The field of Artificial Intelligence has seen dramatic progress over the last 15 years. Using machine learning methods, software systems that automatically learn and improve relationships using digitized experience, researchers and practitioners alike have developed practical applications that are indispensable and strongly facilitate people's everyday life (Jordan and Mitchell 2015). Pervasive examples include object recognition (e.g., Facebook's Moments and Intel Security's True Key), natural language processing (e.g., DeepL and Google Translate), recommender systems (e.g., recommendations by Netflix or iTunes), and digital assistants (e.g., Alexa and Siri).
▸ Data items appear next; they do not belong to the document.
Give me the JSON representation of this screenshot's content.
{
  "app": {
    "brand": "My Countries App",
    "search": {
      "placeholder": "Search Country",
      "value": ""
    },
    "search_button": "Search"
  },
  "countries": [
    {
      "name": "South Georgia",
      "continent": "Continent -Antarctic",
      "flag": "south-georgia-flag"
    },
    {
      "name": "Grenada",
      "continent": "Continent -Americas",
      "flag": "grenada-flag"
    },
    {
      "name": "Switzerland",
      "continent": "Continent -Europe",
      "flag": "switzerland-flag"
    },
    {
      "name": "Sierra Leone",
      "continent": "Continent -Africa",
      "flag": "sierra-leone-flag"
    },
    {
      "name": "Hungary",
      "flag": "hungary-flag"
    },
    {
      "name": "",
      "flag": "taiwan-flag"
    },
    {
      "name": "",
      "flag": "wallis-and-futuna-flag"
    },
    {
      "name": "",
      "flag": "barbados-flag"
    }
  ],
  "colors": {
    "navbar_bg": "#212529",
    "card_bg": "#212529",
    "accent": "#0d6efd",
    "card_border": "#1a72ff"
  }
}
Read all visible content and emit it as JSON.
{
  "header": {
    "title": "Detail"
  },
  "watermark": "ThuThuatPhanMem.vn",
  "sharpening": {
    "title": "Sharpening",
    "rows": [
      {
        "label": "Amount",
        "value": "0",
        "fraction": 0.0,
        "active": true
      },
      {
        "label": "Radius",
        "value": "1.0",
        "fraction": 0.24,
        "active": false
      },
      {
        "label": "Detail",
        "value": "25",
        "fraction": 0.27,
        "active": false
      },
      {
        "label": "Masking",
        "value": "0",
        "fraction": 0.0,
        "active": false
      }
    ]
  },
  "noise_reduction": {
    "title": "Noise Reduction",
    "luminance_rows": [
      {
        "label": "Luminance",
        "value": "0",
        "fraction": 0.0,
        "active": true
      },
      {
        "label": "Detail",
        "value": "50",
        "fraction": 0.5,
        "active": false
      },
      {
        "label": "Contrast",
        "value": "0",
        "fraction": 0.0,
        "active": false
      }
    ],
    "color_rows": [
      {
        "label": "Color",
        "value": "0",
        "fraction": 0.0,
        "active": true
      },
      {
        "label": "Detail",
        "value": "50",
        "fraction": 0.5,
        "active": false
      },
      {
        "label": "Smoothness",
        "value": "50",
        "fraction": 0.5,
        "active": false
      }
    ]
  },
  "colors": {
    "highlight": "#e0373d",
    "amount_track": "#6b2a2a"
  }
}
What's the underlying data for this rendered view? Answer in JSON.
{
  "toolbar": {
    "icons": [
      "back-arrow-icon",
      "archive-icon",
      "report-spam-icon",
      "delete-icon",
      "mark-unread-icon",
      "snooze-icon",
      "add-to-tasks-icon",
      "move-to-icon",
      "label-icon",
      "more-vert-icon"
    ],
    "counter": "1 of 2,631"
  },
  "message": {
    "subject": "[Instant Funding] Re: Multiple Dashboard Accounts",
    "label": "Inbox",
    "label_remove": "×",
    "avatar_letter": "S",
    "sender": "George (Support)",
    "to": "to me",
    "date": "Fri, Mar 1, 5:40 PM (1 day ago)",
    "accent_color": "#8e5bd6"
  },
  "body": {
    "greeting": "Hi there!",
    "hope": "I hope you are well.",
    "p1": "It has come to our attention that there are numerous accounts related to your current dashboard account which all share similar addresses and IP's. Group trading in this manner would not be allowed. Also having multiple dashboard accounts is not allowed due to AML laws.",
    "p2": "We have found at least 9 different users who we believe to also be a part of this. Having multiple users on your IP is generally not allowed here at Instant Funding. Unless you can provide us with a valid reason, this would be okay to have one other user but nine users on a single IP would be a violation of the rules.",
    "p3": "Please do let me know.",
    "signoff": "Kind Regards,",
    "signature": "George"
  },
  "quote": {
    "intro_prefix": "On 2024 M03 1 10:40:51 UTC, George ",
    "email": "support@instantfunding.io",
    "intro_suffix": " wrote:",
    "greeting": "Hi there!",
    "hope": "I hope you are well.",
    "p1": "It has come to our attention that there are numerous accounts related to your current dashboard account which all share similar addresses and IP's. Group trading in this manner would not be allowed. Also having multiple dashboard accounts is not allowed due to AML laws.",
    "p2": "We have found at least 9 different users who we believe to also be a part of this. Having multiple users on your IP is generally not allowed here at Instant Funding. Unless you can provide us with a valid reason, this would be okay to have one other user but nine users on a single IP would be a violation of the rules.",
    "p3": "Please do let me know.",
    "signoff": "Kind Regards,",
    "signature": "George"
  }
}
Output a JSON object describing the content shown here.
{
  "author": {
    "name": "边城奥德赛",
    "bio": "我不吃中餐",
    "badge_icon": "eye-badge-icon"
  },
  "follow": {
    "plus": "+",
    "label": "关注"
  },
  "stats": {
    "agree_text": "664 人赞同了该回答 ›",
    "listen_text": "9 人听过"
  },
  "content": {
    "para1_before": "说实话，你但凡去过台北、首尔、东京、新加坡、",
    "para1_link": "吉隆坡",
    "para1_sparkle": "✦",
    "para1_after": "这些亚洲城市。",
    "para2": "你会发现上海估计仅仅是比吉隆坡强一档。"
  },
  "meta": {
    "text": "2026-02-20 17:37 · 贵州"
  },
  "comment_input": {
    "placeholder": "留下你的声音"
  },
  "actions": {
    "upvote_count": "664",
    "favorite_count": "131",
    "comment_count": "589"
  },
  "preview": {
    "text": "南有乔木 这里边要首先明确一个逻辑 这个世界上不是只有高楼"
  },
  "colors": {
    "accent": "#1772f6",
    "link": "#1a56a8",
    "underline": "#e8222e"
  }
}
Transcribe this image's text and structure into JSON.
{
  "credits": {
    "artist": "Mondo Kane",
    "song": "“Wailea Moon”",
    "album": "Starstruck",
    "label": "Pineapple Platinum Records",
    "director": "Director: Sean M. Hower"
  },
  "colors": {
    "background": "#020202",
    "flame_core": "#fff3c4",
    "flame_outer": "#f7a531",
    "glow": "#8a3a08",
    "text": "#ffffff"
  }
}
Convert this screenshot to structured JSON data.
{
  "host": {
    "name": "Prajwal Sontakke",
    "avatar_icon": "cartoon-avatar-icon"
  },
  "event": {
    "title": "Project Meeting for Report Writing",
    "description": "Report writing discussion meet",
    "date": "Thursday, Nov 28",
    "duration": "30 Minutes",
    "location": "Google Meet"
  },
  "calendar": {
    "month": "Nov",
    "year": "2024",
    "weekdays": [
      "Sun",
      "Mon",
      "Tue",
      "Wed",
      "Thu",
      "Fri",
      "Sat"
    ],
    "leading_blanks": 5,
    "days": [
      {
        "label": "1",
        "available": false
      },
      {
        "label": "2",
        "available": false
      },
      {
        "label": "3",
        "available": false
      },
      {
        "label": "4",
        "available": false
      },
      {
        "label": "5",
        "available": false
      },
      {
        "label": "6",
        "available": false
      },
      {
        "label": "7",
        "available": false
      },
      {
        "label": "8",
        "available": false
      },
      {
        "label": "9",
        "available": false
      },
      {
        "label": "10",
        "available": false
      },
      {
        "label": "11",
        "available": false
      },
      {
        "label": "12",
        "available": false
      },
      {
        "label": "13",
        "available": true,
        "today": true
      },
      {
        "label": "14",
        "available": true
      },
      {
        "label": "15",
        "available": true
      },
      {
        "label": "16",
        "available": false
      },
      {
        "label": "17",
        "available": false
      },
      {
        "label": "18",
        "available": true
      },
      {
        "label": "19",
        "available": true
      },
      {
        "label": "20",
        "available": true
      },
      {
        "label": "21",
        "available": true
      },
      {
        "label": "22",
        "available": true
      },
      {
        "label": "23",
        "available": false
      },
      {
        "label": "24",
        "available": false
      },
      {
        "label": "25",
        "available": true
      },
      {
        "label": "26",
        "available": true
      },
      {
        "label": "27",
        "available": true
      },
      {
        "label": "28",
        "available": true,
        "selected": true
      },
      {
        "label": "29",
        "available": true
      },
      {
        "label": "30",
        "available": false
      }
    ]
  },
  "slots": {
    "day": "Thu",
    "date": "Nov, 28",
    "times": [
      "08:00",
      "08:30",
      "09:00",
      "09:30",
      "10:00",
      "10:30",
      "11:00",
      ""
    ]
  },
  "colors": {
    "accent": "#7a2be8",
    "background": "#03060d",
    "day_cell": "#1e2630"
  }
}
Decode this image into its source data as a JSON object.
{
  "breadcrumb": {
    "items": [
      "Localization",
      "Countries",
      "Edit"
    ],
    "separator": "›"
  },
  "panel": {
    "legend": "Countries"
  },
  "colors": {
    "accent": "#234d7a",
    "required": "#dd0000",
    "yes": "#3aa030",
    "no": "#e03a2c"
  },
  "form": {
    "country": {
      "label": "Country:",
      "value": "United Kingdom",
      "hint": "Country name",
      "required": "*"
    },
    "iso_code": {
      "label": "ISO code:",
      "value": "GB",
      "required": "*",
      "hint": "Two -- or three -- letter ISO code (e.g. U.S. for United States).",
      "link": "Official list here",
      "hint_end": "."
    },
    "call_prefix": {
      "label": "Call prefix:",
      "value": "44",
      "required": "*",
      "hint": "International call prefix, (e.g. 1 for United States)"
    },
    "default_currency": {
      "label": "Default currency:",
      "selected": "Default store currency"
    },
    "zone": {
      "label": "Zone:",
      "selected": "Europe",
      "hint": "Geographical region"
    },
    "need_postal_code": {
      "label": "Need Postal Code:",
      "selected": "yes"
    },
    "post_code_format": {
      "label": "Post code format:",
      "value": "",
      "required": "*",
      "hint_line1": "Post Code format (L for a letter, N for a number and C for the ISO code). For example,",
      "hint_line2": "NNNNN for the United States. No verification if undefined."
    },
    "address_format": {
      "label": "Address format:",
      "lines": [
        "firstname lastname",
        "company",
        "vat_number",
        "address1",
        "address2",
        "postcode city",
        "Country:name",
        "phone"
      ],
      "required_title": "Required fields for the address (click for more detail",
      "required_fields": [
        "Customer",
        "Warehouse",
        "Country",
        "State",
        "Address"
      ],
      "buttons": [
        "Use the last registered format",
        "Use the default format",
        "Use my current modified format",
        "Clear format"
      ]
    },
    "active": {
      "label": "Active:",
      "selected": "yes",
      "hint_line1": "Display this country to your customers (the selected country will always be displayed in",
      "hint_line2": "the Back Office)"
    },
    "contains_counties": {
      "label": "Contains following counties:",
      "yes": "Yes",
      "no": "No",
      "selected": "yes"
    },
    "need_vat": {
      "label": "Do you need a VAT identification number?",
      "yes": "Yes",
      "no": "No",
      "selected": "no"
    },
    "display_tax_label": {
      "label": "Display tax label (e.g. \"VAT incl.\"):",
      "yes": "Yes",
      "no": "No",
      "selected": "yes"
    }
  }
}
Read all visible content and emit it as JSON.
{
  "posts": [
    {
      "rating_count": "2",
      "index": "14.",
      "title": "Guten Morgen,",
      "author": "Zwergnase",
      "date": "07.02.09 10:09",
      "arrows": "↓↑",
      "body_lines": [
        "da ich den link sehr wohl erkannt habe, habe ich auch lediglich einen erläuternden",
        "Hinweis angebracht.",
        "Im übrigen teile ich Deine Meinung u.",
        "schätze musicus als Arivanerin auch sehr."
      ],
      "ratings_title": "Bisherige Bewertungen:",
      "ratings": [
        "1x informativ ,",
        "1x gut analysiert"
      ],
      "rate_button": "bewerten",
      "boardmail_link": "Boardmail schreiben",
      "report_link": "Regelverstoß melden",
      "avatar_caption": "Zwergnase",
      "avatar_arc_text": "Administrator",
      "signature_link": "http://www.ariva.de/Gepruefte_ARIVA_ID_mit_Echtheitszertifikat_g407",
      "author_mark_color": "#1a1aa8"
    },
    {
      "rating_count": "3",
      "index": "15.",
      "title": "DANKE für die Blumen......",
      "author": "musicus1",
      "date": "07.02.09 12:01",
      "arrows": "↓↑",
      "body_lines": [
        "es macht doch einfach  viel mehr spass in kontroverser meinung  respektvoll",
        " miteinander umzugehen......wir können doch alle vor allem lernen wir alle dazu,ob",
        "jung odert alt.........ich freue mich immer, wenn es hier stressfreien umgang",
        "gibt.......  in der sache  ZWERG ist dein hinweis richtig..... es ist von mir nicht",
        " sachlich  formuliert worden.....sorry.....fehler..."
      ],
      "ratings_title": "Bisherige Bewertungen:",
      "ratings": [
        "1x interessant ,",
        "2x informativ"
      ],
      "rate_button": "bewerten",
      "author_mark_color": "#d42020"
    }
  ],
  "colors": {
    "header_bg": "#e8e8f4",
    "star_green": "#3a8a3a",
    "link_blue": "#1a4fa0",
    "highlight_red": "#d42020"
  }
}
At their core, these applications have in common that highly complex and increasingly opaque networks of mathematical constructs are trained using historical data to make predictions about an uncertain state of the world. Based on large sets of labeled images, Deep Convolutional Neural Networks, for instance, can learn to make highly accurate individual-level predictions about the presence of diseases. This includes predicting positive COVID-19 patients (Shi et al. 2020). While highly accurate predictions in and of themselves are vital to informing fact-based decision-making (regarding disease detection even in a literal sense), the high predictive performance of state-of-the-art machine learning models generally comes at the expense of transparency and interpretability of their outputs (Voosen 2017; Du et al. 2019). Put differently: the majority of high-performance machine learning models are characterized by an incapability to convey human-interpretable information about how and why they produce specific predictions. Hence, such machine learning applications are often complete black boxes to their human users and even expert designers, who frequently lack an understanding of the reason behind decision-critical outputs.
From a methodological point of view, the inability to provide an explanation that accompanies specific predictions creates three types of high-level problems.
First, neglected opacity creates an immediate lack of accountability as it impedes the auditing of such systems' predictions. This shortcoming has sparked concerns about the rise of a black box society where opaque algorithmic decision-making processes in organizations and institutions entail unintended and unanticipated downstream ramifications, which change things for the worse (Pasquale 2015; Angwin et al. 2016; Obermeyer et al. 2019).
Second, the potential to enhance economic efficiency and human welfare using AI is not limited to informing specific decisions through predictions. Revealing new domain knowledge hidden in complex Big Data structures appears to be another extremely promising avenue (Teso and Hinz 2020). Hence, organizations and institutions may harness machine learning systems to confront human users with their own errors and teach them to improve their domain knowledge (Metcalfe 2017). To use machine learning applications to help humans widen their horizons of reasoning and understanding requires systems to explain their inherent reasoning in a human-understandable way that addresses the pitfalls of human learning processes.
Third, the black-box nature of machine learning applications can hamper their acceptance by users. This, in turn, likely impedes the integration of the application into existing processes. Naturally, reaping a technology's associated benefits presupposes its actual use that will not occur if systems' opacity inspires resistance and broad aversion. Especially in cases where the machine learning model's outputs contradict human experiences and intuitions, the provision of an interpretable explanation is of utmost importance to avert the emergence of tensions in human–machine collaboration and thereby resistance (Ribeiro et al. 2016).
Overcoming machine learning models' opacity and creating techniques that produce human-interpretable explanations whilst maintaining high predictive performance is not only a methodologically desirable objective. There are also immediate operational benefits from technological, social, economic, legal, and psychological perspectives. Specifically, model interpretability constitutes a binding constraint enabling (i) the optimization and debugging of models, (ii) the detection of inaccurate discriminatory patterns, (iii) the monitoring of continuous learning processes, (iv) the adoption of the technology by intended users, (v) accountability and responsibility, and (vi) users to harness models as teachers to enhance their knowledge and skills.
Considering that model interpretability is a key factor that will determine whether machine learning technologies can live up to their promise of unforeseen efficiency and welfare gains (Rahwan et al. 2019), it is not surprising that policymakers have caught on to this issue as well. With the General Data Protection Regulation (GDPR) that has taken effect in 2018, the European Union effectively provides people with a right to obtain an explanation about when and why an algorithm produced a specific, personally consequential decisions (Parliament and Council of the European Union 2016, Sect. 2, Art. 13–15, Sect. 4, Art. 21, 22; Goodman and Flaxman 2017). With the fast integration of ever-more complex machine learning applications into business processes, regulators will almost certainly introduce additional measures with which they intend to maintain legal oversight over algorithmic systems. As the (automatic) provision of human-readable explanations for algorithmic outputs arguably constitutes a natural angle to do so, the study and examination of interpretable machine learning using scientific tools are important from an operational compliance perspective as well.